208004 Through the community looking glass: How street drug users perceive ethical issues in randomized clinical trials for drug addiction

Tuesday, November 10, 2009: 12:30 PM

Celia Fisher , Center for Ethics Education, Fordham University, New York, NY
Making a reasoned decision to participate in a randomized clinical trial (RCT) requires understanding the uncertain efficacy and risks of the experimental treatment, random assignment, and use of placebos or other control conditions. Such concepts are often unfamiliar to and confused by middle income, educated patients participating in RCTs for a broad spectrum of medical disorders. Even when such concepts are understood, prospective participants may incorrectly hold a “therapeutic misconception” characterized by the (a) belief that individualized needs will be taken into account in RCT condition assignment and (b) the unreasonable expectation of medical benefit from research participation. The consent problem is compounded when RCT recruitment involves poor, less educated and socially marginalized groups of active drug users who, because of their experience with economic and social barriers to quality healthcare and distorted beliefs about addiction, may appraise consent information differently than groups with histories of access to effective medical care and health disorders that do not compromise their understanding of their disease.
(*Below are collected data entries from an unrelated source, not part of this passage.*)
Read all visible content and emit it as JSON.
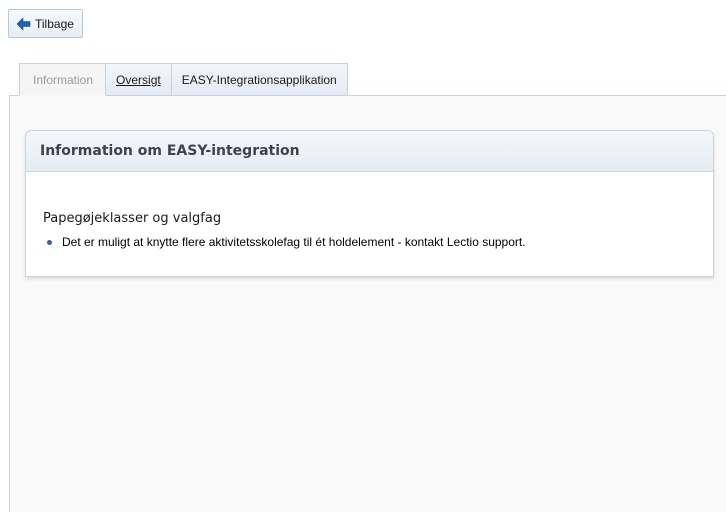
{
  "toolbar": {
    "back_label": "Tilbage"
  },
  "tabs": [
    {
      "label": "Information",
      "active": true
    },
    {
      "label": "Oversigt",
      "active": false
    },
    {
      "label": "EASY-Integrationsapplikation",
      "active": false
    }
  ],
  "info_box": {
    "title": "Information om EASY-integration",
    "section_title": "Papegøjeklasser og valgfag",
    "items": [
      "Det er muligt at knytte flere aktivitetsskolefag til ét holdelement - kontakt Lectio support."
    ]
  },
  "colors": {
    "accent": "#1f64b4",
    "bullet": "#3b5e9c",
    "header_text": "#3a4450"
  },
  "icons": {
    "back": "arrow-left-icon"
  }
}
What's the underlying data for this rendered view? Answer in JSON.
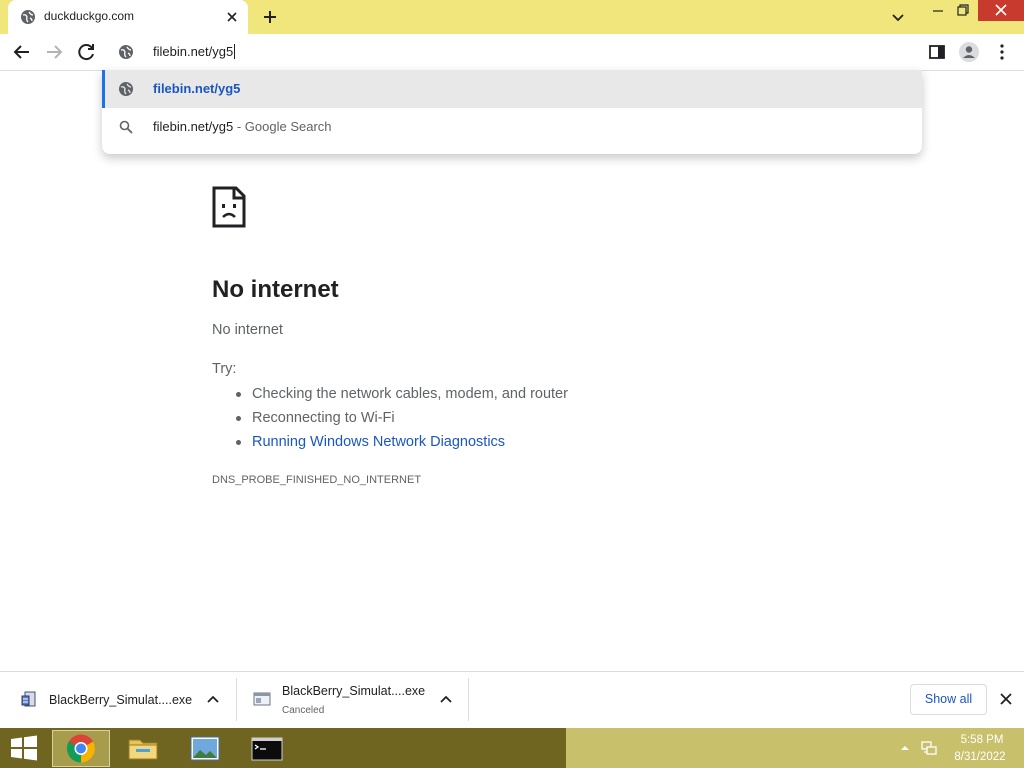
{
  "browser": {
    "tab": {
      "title": "duckduckgo.com"
    },
    "omnibox": {
      "value": "filebin.net/yg5"
    },
    "suggestions": [
      {
        "text": "filebin.net/yg5",
        "type": "url"
      },
      {
        "text": "filebin.net/yg5",
        "suffix": "- Google Search",
        "type": "search"
      }
    ]
  },
  "error_page": {
    "heading": "No internet",
    "subheading": "No internet",
    "try_label": "Try:",
    "suggestions": [
      "Checking the network cables, modem, and router",
      "Reconnecting to Wi-Fi",
      "Running Windows Network Diagnostics"
    ],
    "error_code": "DNS_PROBE_FINISHED_NO_INTERNET"
  },
  "downloads": {
    "items": [
      {
        "name": "BlackBerry_Simulat....exe",
        "status": ""
      },
      {
        "name": "BlackBerry_Simulat....exe",
        "status": "Canceled"
      }
    ],
    "show_all_label": "Show all"
  },
  "taskbar": {
    "apps": [
      "chrome-icon",
      "file-explorer-icon",
      "photos-icon",
      "cmd-icon"
    ],
    "time": "5:58 PM",
    "date": "8/31/2022"
  },
  "colors": {
    "titlebar": "#f0e67b",
    "taskbar": "#6f6521",
    "link": "#1a56c2",
    "accent": "#1a73e8",
    "close": "#c83a2d"
  }
}
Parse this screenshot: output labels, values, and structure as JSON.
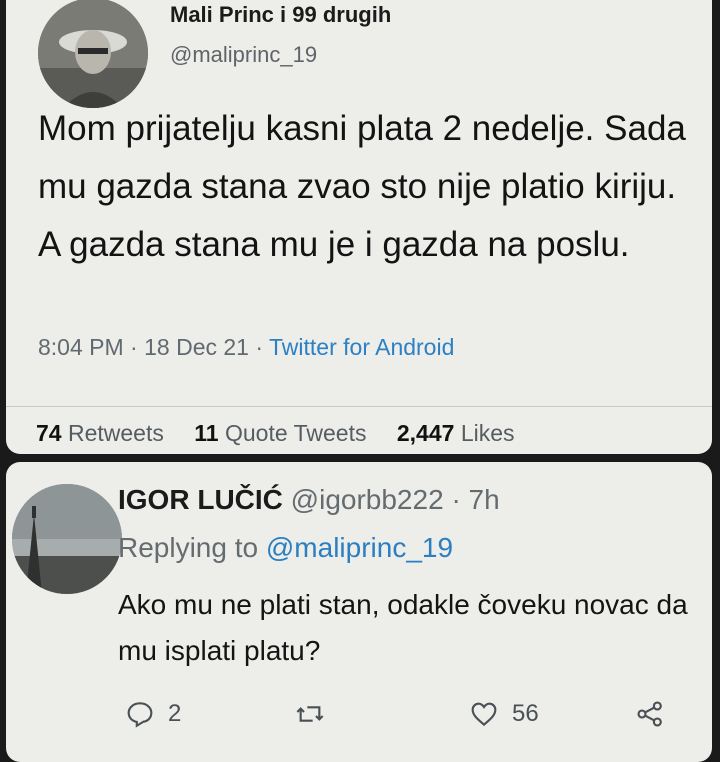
{
  "tweet": {
    "display_name": "Mali Princ i 99 drugih",
    "handle": "@maliprinc_19",
    "text": "Mom prijatelju kasni plata 2 nedelje. Sada mu gazda stana zvao sto nije platio kiriju. A gazda stana mu je i gazda na poslu.",
    "time": "8:04 PM",
    "date": "18 Dec 21",
    "source": "Twitter for Android",
    "stats": {
      "retweets_count": "74",
      "retweets_label": "Retweets",
      "quotes_count": "11",
      "quotes_label": "Quote Tweets",
      "likes_count": "2,447",
      "likes_label": "Likes"
    }
  },
  "reply": {
    "display_name": "IGOR LUČIĆ",
    "handle": "@igorbb222",
    "age": "7h",
    "replying_prefix": "Replying to",
    "replying_to": "@maliprinc_19",
    "text": "Ako mu ne plati stan, odakle čoveku novac da mu isplati platu?",
    "actions": {
      "reply_count": "2",
      "like_count": "56"
    }
  },
  "separator": "·",
  "icons": [
    "reply-icon",
    "retweet-icon",
    "like-icon",
    "share-icon"
  ]
}
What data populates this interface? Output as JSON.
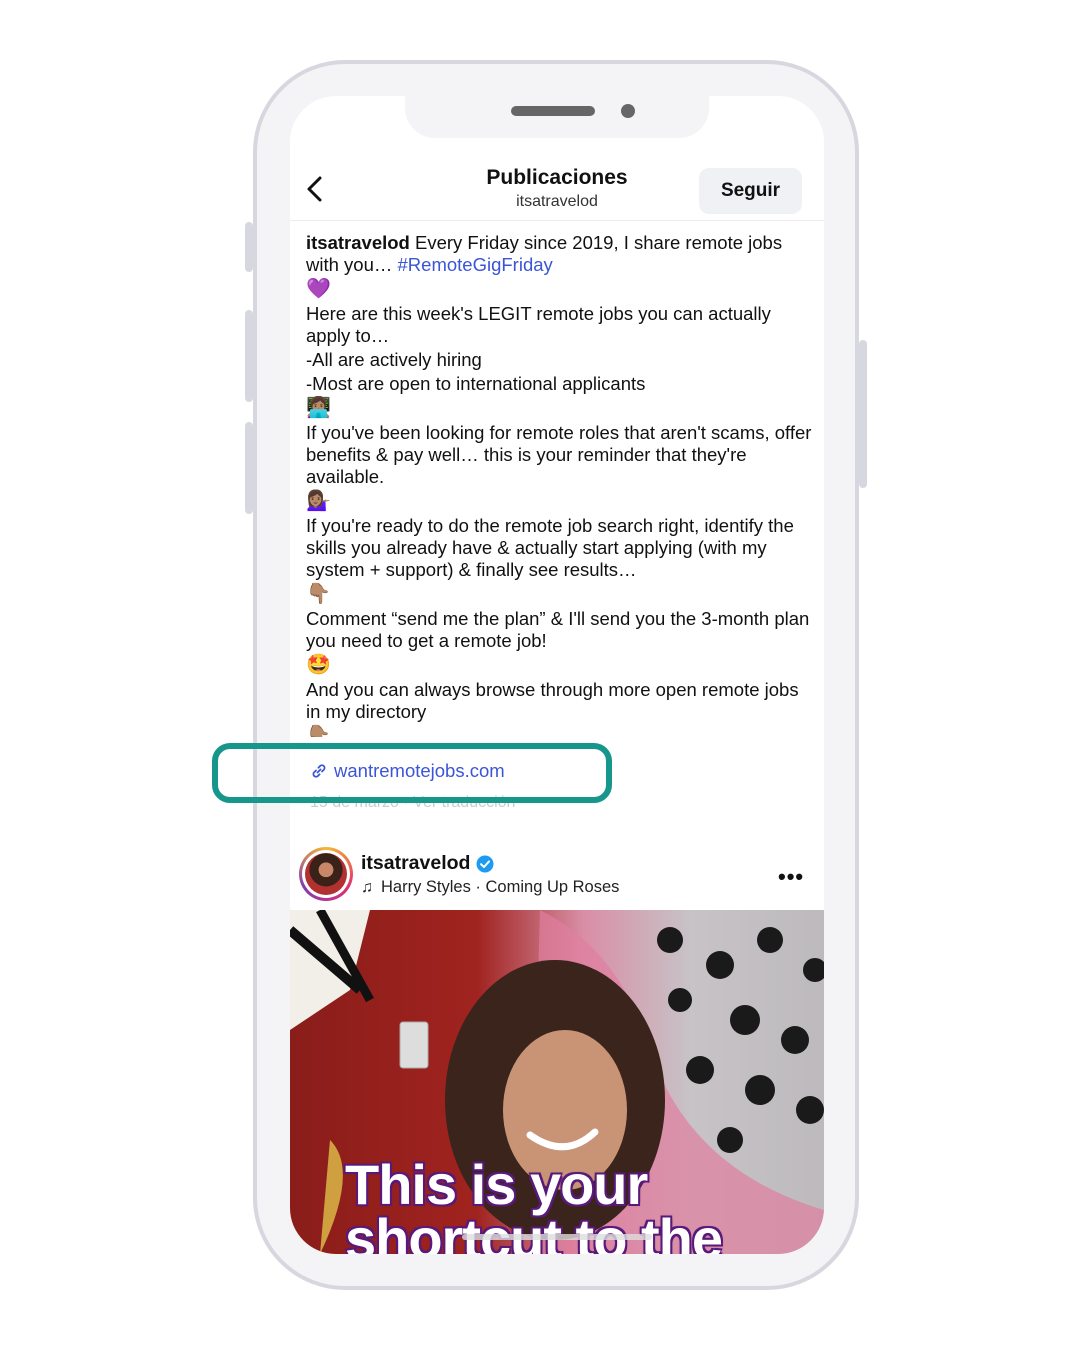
{
  "header": {
    "title": "Publicaciones",
    "subtitle": "itsatravelod",
    "follow_label": "Seguir"
  },
  "caption": {
    "username": "itsatravelod",
    "line1": " Every Friday since 2019, I share remote jobs with you… ",
    "hashtag": "#RemoteGigFriday",
    "emoji1": "💜",
    "p2": "Here are this week's LEGIT remote jobs you can actually apply to…",
    "p3": "-All are actively hiring",
    "p4": "-Most are open to international applicants",
    "emoji2": "👩🏽‍💻",
    "p5": "If you've been looking for remote roles that aren't scams, offer benefits & pay well… this is your reminder that they're available.",
    "emoji3": "💁🏽‍♀️",
    "p6": "If you're ready to do the remote job search right, identify the skills you already have & actually start applying (with my system + support) & finally see results…",
    "emoji4": "👇🏽",
    "p7": "Comment “send me the plan” & I'll send you the 3-month plan you need to get a remote job!",
    "emoji5": "🤩",
    "p8": "And you can always browse through more open remote jobs in my directory",
    "emoji6": "👇🏽",
    "link": "wantremotejobs.com",
    "faded_meta": "15 de marzo · Ver traducción"
  },
  "post": {
    "username": "itsatravelod",
    "music": "Harry Styles · Coming Up Roses",
    "more_label": "•••",
    "overlay_line1": "This is your",
    "overlay_line2": "shortcut to the"
  },
  "colors": {
    "link": "#3a55d6",
    "highlight": "#17968c",
    "verified": "#1d9bf0"
  }
}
Moreover, the unfortunate history of scientific exploitation experienced by marginalized groups in the United States may lead to experimental mistrust and an overestimation of risk. This presentation will identify ethical issues associated with RCT research in general and with illicit drug users in particular, provide data generated through a NIDA funded study on how active street drug users perceive these issues, and discuss implications for research ethics planning.

Learning Objectives:
1. Explain the therapeutic misconception (TM), discuss various theoretical definitions and explanations, and differentiate TM from therapeutic realism, optimism, and mistrust. 2. Discuss how the history of research abuse and current health disparities may influence attitudes toward RCT trials among marginalized populations. 3. Describe specific ethical challenges associated with RCT research involving economically disadvantaged street drug users, including: (a) capacity to consent; (b) confidentiality; (c) due and undue incentives; and (d) RCT drug treatment risks and benefits.

Keywords: Drug Use, Research Ethics

Presenting author's disclosure statement:

Qualified on the content I am responsible for because: I have a Ph.D. and am a researcher with knowledge of the content. I have written and published in the area.
Any relevant financial relationships? No

I agree to comply with the American Public Health Association Conflict of Interest and Commercial Support Guidelines, and to disclose to the participants any off-label or experimental uses of a commercial product or service discussed in my presentation.